Семёныч

По лестнице пятиэтажного общежития поднимались трое подростков. Впереди шел высокий, широкоплечий рыжий парень, с нахально-веселым лицом; в руке он нес небольшую пустую клетку для птиц. За ним еще двое: один, черный, маленький, похожий на татарина; и другой, худенький, нежный, как девочка, с длинными волосами.
Они поднялись на пятый этаж, прошли по узкому коридору мимо множества дверей: солидных, обитых лакированными планками или дерматином; и старых, неказистых, с темной облупившейся краской. В конце коридора была одна дверь, похуже других: краска с нее совсем слезла, нижняя петля вырвана с мясом и в этом месте дыра, заткнутая тряпкой. Звонок был, но он не работал и высокий громко настойчиво постучал.
Из-за двери, не открывая, тихо спросили:
- Кто там?
- За птицами! Да вы меня знаете, откройте! – громко ответил высокий.
Дверь приоткрылась, выглянуло сморщенное личико маленького старичка: голова его была на уровне груди высокого парня. Он испуганно, робко смотрел на ребят, потом моргнул, суетливо подвинулся, высокий толкнул дверь и они вошли.
Хозяин прошел вперед в комнату, встал посредине.
И коридор, и комната были невероятно запущены: обои покрыты пылью и плесенью, местами отстали от стен; потолок с облупившейся штукатуркой и пыльной электрической лампочкой. Ни шторы, ни занавеси. Мебели тоже почти не было, кроме кровати с матрацем и жиденькой подушкой и очень узкого высокого облупленного шкафа. Ни стола, ни стула. Вместо них, у окна, стояла большая строительная стремянка, на каких работают маляры и штукатуры, только чистая.
И все пространство вдоль стен занимали клетки с птицами: они стояли на полу и висели под потолком, и даже над кроватью была привинчена к стене широкая полка, и на ней – большая квадратная клетка, в которой сидел здоровенный, как курица, амазонский попугай, ядовито-зеленый, со злыми глазами.
Здесь были все птицы, каких только разводят в неволе: светло-сиреневые нимфы с нежным румянцем на щеках; голубые и зеленые попугайчики; множество канареек, самых разных цветов и оттенков; целые стайки щеглов и чижей в двух больших вольерах; ослепительно белые, важные, как ресторанные метрдотели, рисовки; яркие, как палитра художника, крошечные ткачики; снегири – настоящий птичий базар.

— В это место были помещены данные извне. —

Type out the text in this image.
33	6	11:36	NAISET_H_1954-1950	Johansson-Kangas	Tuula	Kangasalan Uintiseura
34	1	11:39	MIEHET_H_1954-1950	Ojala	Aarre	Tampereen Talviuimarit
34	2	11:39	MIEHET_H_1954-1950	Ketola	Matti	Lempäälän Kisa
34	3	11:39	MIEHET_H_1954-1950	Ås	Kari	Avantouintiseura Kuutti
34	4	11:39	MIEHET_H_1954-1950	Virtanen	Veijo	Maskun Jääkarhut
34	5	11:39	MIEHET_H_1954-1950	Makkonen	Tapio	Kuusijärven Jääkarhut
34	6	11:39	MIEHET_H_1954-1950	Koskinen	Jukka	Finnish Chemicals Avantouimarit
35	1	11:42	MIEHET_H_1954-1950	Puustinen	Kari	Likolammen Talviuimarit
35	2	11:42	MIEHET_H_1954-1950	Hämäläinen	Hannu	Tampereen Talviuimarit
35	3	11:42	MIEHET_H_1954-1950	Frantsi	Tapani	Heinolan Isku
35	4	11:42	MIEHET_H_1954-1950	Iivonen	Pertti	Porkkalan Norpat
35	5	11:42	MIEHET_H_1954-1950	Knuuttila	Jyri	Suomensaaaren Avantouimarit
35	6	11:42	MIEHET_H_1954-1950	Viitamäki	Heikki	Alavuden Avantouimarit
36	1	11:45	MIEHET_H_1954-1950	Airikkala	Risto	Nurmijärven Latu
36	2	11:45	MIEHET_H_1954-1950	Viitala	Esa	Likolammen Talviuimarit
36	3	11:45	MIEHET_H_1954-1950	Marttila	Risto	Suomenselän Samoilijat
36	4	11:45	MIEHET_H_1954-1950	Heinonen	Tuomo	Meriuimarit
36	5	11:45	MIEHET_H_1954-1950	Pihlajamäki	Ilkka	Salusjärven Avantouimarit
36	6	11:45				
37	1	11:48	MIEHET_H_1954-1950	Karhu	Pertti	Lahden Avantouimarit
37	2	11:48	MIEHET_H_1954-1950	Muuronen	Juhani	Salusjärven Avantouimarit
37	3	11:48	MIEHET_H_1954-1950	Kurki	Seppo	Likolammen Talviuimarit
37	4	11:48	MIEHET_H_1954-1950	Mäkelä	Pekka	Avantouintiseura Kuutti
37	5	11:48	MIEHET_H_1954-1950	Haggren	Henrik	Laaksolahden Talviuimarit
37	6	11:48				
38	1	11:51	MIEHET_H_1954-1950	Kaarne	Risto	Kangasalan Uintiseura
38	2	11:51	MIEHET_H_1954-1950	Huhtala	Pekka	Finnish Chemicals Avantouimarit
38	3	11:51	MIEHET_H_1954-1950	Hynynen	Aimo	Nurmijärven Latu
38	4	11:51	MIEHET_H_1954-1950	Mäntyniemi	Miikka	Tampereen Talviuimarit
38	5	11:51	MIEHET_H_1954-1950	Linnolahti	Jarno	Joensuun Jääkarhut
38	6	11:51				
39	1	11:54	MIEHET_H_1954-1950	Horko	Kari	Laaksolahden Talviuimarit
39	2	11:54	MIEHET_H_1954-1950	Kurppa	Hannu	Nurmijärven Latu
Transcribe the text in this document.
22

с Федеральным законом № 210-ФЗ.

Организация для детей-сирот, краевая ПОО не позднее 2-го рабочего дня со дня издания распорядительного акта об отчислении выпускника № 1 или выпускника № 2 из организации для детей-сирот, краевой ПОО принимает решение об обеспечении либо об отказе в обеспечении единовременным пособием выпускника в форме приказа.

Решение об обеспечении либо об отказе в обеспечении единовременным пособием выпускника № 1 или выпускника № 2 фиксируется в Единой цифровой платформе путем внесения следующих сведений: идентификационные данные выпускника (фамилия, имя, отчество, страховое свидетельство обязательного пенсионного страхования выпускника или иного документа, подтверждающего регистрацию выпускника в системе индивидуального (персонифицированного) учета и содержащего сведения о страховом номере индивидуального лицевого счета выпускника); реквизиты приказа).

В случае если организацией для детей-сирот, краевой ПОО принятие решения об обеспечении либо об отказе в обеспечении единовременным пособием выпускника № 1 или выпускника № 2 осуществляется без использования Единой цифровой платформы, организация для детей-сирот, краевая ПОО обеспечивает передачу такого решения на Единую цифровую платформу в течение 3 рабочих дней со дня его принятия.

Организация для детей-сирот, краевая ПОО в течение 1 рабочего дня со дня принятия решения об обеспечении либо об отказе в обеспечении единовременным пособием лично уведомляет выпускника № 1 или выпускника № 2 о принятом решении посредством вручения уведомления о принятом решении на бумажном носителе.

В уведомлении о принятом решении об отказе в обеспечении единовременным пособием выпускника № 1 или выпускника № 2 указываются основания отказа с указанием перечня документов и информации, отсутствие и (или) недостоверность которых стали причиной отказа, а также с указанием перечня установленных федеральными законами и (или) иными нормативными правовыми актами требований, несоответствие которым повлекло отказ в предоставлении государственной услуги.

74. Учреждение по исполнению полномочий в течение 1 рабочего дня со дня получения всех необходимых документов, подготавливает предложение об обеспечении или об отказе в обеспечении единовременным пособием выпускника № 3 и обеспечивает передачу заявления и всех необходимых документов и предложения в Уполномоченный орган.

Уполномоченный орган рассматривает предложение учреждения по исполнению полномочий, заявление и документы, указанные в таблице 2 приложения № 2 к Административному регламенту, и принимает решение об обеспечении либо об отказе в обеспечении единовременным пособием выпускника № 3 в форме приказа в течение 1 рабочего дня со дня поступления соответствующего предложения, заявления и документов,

А комнатка – метров десять. Из-за клеток пространство посредине оставалось совсем небольшое: мальчишки сгрудились вплотную друг к другу – те двое, что поменьше, от изумления раскрыли рты.
Щеглы, чижи, некоторые канарейки пели, стараясь перекричать друг друга: ощущение было такое, словно ты вдруг очутился в заповедном лесу в ясный летний полдень.
Старичок, сгорбившись, втянув голову в плечи, молча ждал, когда посетители заговорят.
Он был лысый, с редкими седыми висками, очень морщинистый, бледный, изможденный, худой, весь высохший - он, казалось, светился насквозь, как вяленая рыба. Глаза выцветшие, добрые и робкие, детские. Левой руки нет, вместо нее болтается пустой рукав; правая – сухонькая и маленькая, как у ребенка. Одет в серую мятую рубаху и такие же штаны.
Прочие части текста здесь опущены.